Consider this quote from Catie Lazarus in a recent Fast Company article:
My dad always told me that when you’re handed a test, put your pencil down and don’t write a thing.
My post today is the next in a series of posts: from embodied cognition to enclothed cognition and now entooled cognition. The basic premise of all of these phenomena is that physical priming can exert a much stronger influence than mental priming can. If the concept of old age is primed in your mind, you will unconsciously walk slower to the elevator when leaving the room (at least at the population average level – I don’t know about you personally). But if you are placed in a physical posture typical of an old person, it will have a stronger effect. And if you are wearing attire typical of an older person, that will have an effect that is stronger still.

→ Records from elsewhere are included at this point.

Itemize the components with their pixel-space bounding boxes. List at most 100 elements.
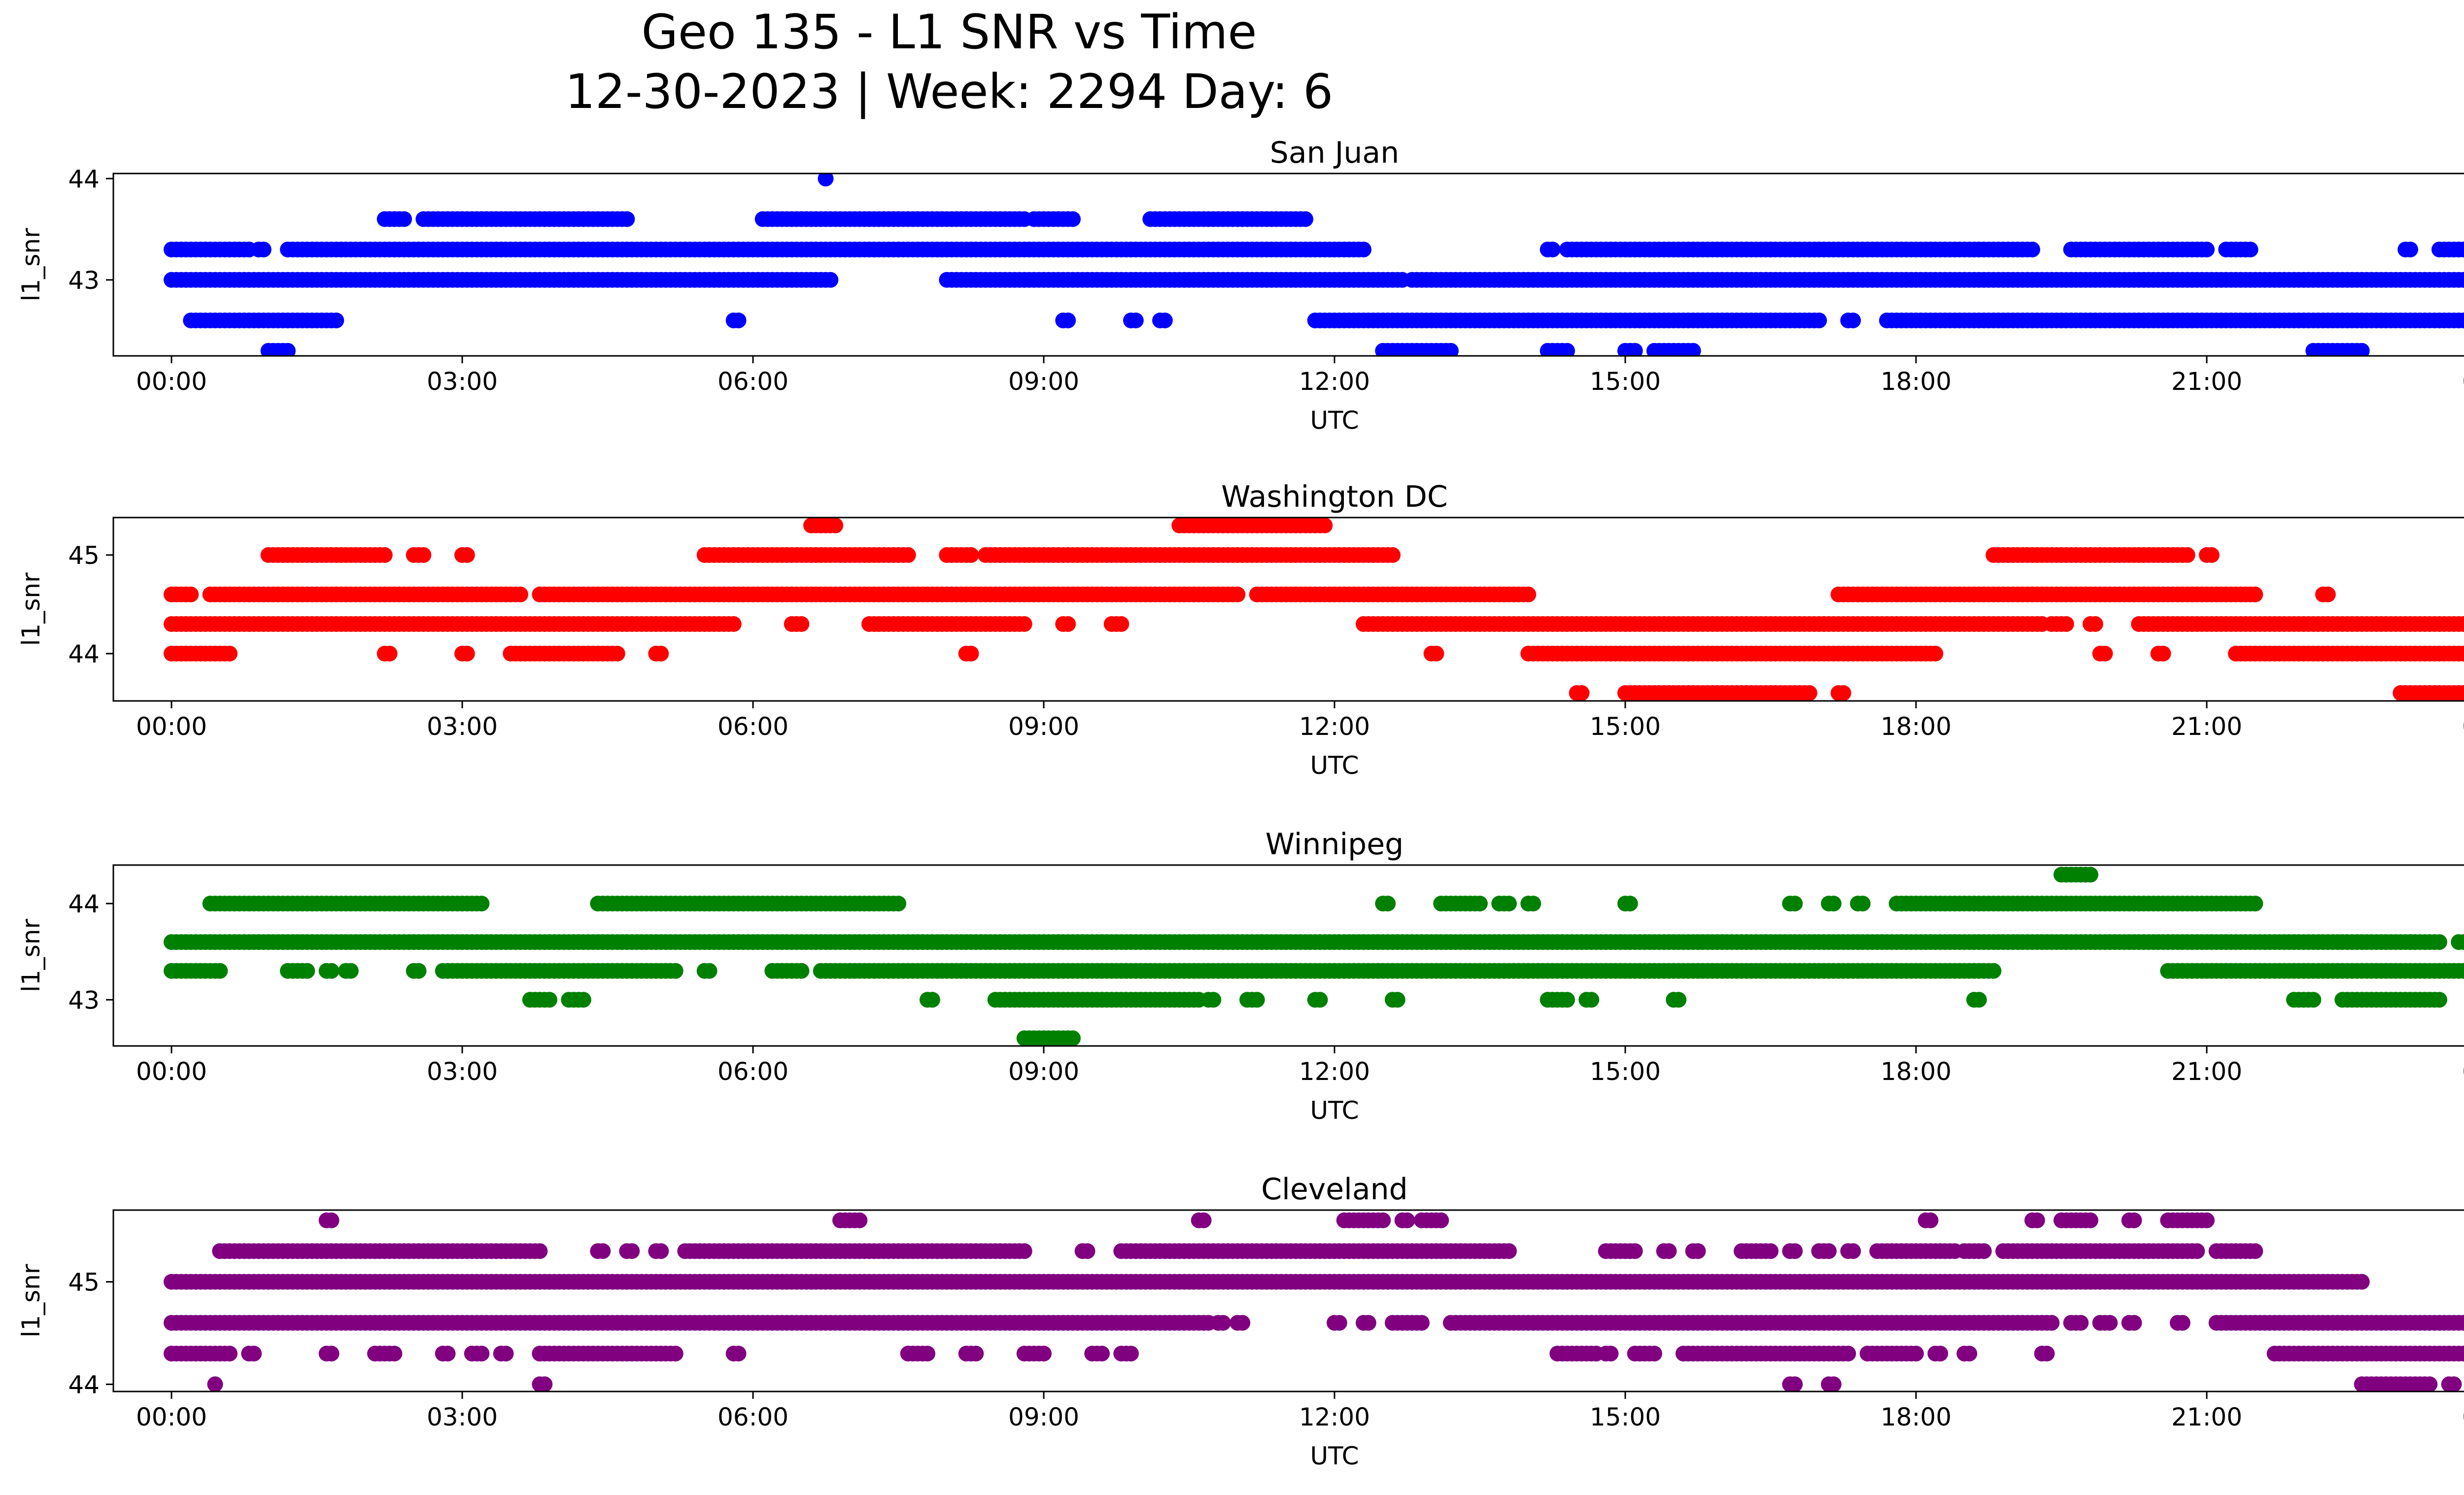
x-tick-label: 03:00 <box>427 367 498 396</box>
data-point <box>1690 1243 1706 1259</box>
data-point <box>1312 992 1328 1008</box>
data-point <box>1501 1243 1517 1259</box>
data-point <box>1661 1243 1677 1259</box>
data-point <box>1976 1243 1992 1259</box>
y-tick-label: 45 <box>68 541 100 570</box>
data-point <box>2461 964 2464 977</box>
data-point <box>459 547 475 563</box>
data-point <box>1234 1315 1251 1331</box>
data-point <box>1845 1243 1861 1259</box>
data-point <box>1583 992 1600 1008</box>
data-point <box>222 646 238 661</box>
data-point <box>667 963 684 979</box>
y-tick-label: 44 <box>68 165 100 193</box>
data-point <box>924 992 940 1008</box>
data-point <box>2083 867 2098 883</box>
data-point <box>2461 243 2464 256</box>
x-tick-label: 03:00 <box>427 712 498 741</box>
data-point <box>1230 587 1246 602</box>
data-point <box>1622 896 1638 912</box>
data-point <box>701 963 718 979</box>
data-point <box>299 963 315 979</box>
data-point <box>1414 1315 1430 1331</box>
data-point <box>653 1243 669 1259</box>
x-axis-label: UTC <box>1310 751 1359 780</box>
x-tick-label: 03:00 <box>427 1057 498 1086</box>
subplot-4: 00:00 03:00 06:00 09:00 12:00 15:00 18:00 21:00… <box>17 1172 2464 1470</box>
data-point <box>1472 896 1488 912</box>
data-point <box>1205 992 1222 1008</box>
data-point <box>1927 646 1944 661</box>
data-point <box>1845 313 1861 329</box>
data-point <box>1559 992 1575 1008</box>
data-point <box>1443 343 1459 356</box>
data-point <box>342 963 359 979</box>
y-axis-label: l1_snr <box>17 572 45 646</box>
data-point <box>1065 1030 1081 1046</box>
data-point <box>2461 647 2464 661</box>
data-point <box>1317 518 1333 533</box>
data-point <box>2024 242 2040 258</box>
data-point <box>827 518 844 533</box>
x-tick-label: 15:00 <box>1590 367 1661 396</box>
x-tick-label: 21:00 <box>2171 712 2242 741</box>
data-point <box>2247 1243 2263 1259</box>
data-point <box>818 174 834 187</box>
data-point <box>1360 1315 1376 1331</box>
data-point <box>1544 242 1561 258</box>
y-tick-label: 44 <box>68 890 100 918</box>
data-point <box>793 963 810 979</box>
data-point <box>1801 685 1817 701</box>
data-point <box>280 343 296 356</box>
data-point <box>2029 1212 2045 1228</box>
data-point <box>1574 685 1590 701</box>
y-axis-label: l1_snr <box>17 919 45 992</box>
y-tick-label: 43 <box>68 986 100 1014</box>
x-tick-label: 18:00 <box>1881 712 1951 741</box>
subplot-2: 00:00 03:00 06:00 09:00 12:00 15:00 18:00 21:00… <box>17 480 2464 780</box>
data-point <box>2247 587 2263 602</box>
data-point <box>183 587 199 602</box>
data-point <box>323 963 340 979</box>
subplot-title: Washington DC <box>1221 480 1448 514</box>
data-point <box>2083 1212 2098 1228</box>
data-point <box>1685 343 1701 356</box>
figure-title-line1: Geo 135 - L1 SNR vs Time <box>642 4 1257 60</box>
data-point <box>1079 1243 1095 1259</box>
data-point <box>1428 646 1444 661</box>
data-point <box>212 963 228 979</box>
data-point <box>323 1212 340 1228</box>
x-tick-label: 09:00 <box>1008 1057 1079 1086</box>
data-point <box>1763 1243 1779 1259</box>
data-point <box>653 646 669 661</box>
data-point <box>2189 1243 2205 1259</box>
data-point <box>963 547 979 563</box>
data-point <box>2087 616 2103 632</box>
data-point <box>1113 616 1129 632</box>
data-point <box>2305 992 2322 1008</box>
data-point <box>1331 1315 1347 1331</box>
x-tick-label: 00:00 <box>2462 1057 2464 1086</box>
data-point <box>1825 896 1842 912</box>
x-tick-label: 09:00 <box>1008 712 1079 741</box>
data-point <box>1399 1212 1415 1228</box>
data-point <box>396 211 412 227</box>
data-point <box>2155 646 2171 661</box>
x-tick-label: 00:00 <box>2462 367 2464 396</box>
data-point <box>2461 617 2464 631</box>
data-point <box>411 963 427 979</box>
data-point <box>1671 992 1687 1008</box>
data-point <box>2247 896 2263 912</box>
data-point <box>1787 1243 1803 1259</box>
data-point <box>459 646 475 661</box>
data-point <box>1559 343 1575 356</box>
data-point <box>1922 1212 1939 1228</box>
data-point <box>1854 896 1871 912</box>
data-point <box>532 1243 548 1259</box>
x-tick-label: 18:00 <box>1881 1057 1951 1086</box>
data-point <box>376 547 393 563</box>
data-point <box>2320 587 2336 602</box>
data-point <box>1627 343 1643 356</box>
subplot-3: 00:00 03:00 06:00 09:00 12:00 15:00 18:00 21:00… <box>17 827 2464 1125</box>
data-point <box>2199 242 2215 258</box>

So entooled cognition is the next step in this continuum. Think of the adage “When you are holding a hammer, everything looks like a nail. That may have resonated with you even before you knew about priming. Now we know why it occurs. The purpose of the quote (which she relates as having been advice from her dad) is the countermeasure against entooled priming. If you are holding the pen, entooled cognition is going to prime you to start writing. So if you want to hold back, to resist the urge to jump right in, you can just try to ignore it. But of course the influence is largely unconscious. So it is even better to put down the pencil. Or the mouse. Or the smart phone.